Занятия окончились, все разошлись. Но прежде, чем пойти в гинекей (женскую половину дома), а затем к отцу, Гипатия, как это часто бывало, задержалась на крыше. С осознанием легко уходящего дня, который на такой высокой ноте был закончен (Гипатия всегда старалась его завершить «на высоком»), она, впервые за день расставшись с мыслью, созерцательно глядела на вечерний город. Он расстилался перед нею мерцающими огнями факелов, холодным отблеском каменных стен и крыш, и биение его жизни ощущалось в окутавшей её загадочной тишине, прорезаемой легким шумом листвы и дальним тревожным криком людей. Она сплелась с этими звуками, и потому они, то есть отдельные звуки, для неё не существовали, а была лишь одна сплошная музыка города, простая, неуловимая и умиротворяющая. А наверху холодный свет месяца и далёких звёзд пронизывал теплоту огней, зажжённых людьми, которые словно оберегали их от опасностей ночи. Холод неба и теплота земли стали единым для неё, и всё кругом ей стало ощущаться одним домом, таким родным и далёким.
«Но что же отец? Чем он взволнован? Неужели этими странными слухами?» – Гипатия очнулась от нахлынувшей её истомы и, в последний раз взглянув в ночь, пошла к себе, в гинекий.

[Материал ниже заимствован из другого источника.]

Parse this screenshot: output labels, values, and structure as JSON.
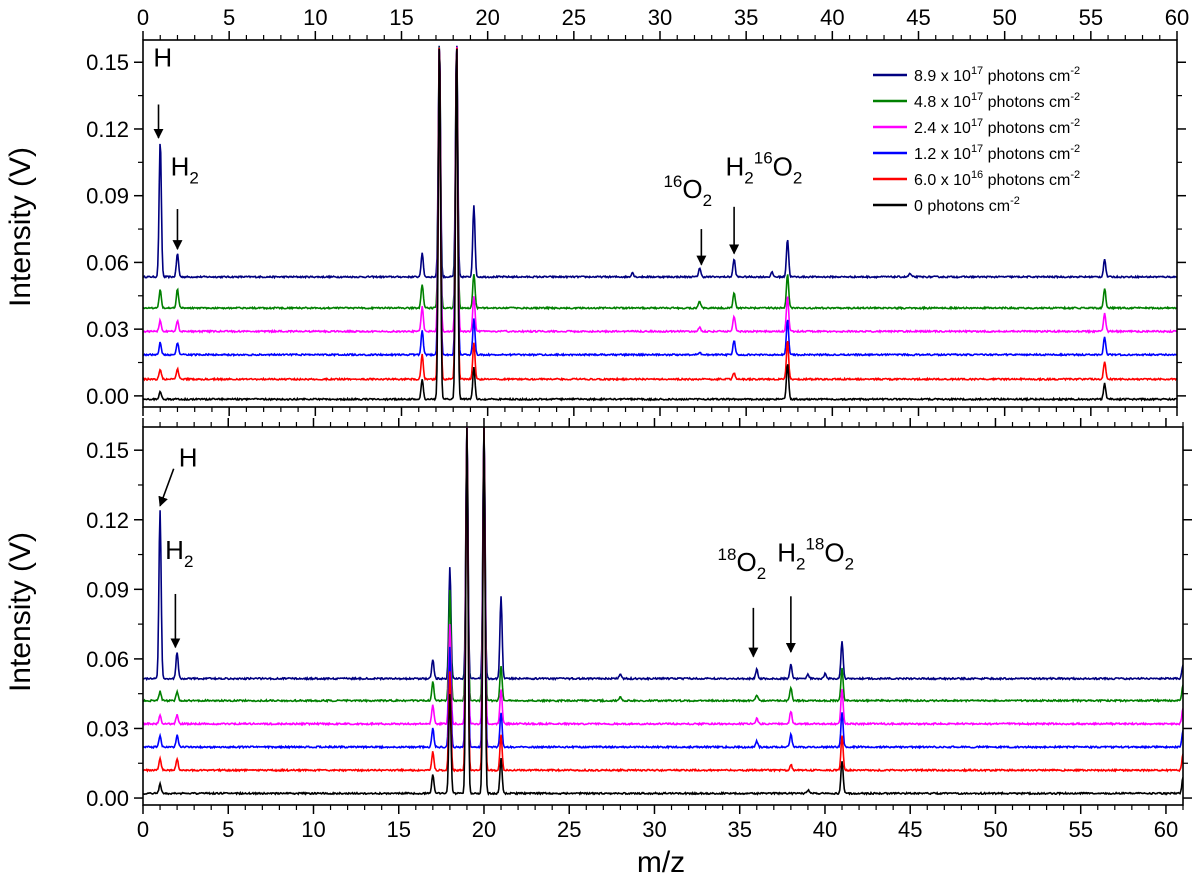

Там её ждала тёплая вода для умывания и постель – после жаркого томительного дня она с особым удовольствием предвкушала чистоту своего тела и ощущение мягкой постели в прохладе дома. И ещё она очень любила и ждала сны. Это было той лёгкой игрой, приятной случайностью жизни, которая так украшает нашу размеренную, в русле текущую жизнь. «Хорошие сны – признак здоровья души» – повторяла она про себя, с удовольствием наблюдая за своим обнажённым телом в большом гладко отполированном диске, поставленным напротив каменной ванны.
«Но что отец?» – эта мысль вывела её из привычного равновесия, и, одевшись, она спустилась к нему попрощаться и пожелать добрых снов, чувствуя, однако, что ей предстоит долгий и тяжёлый разговор.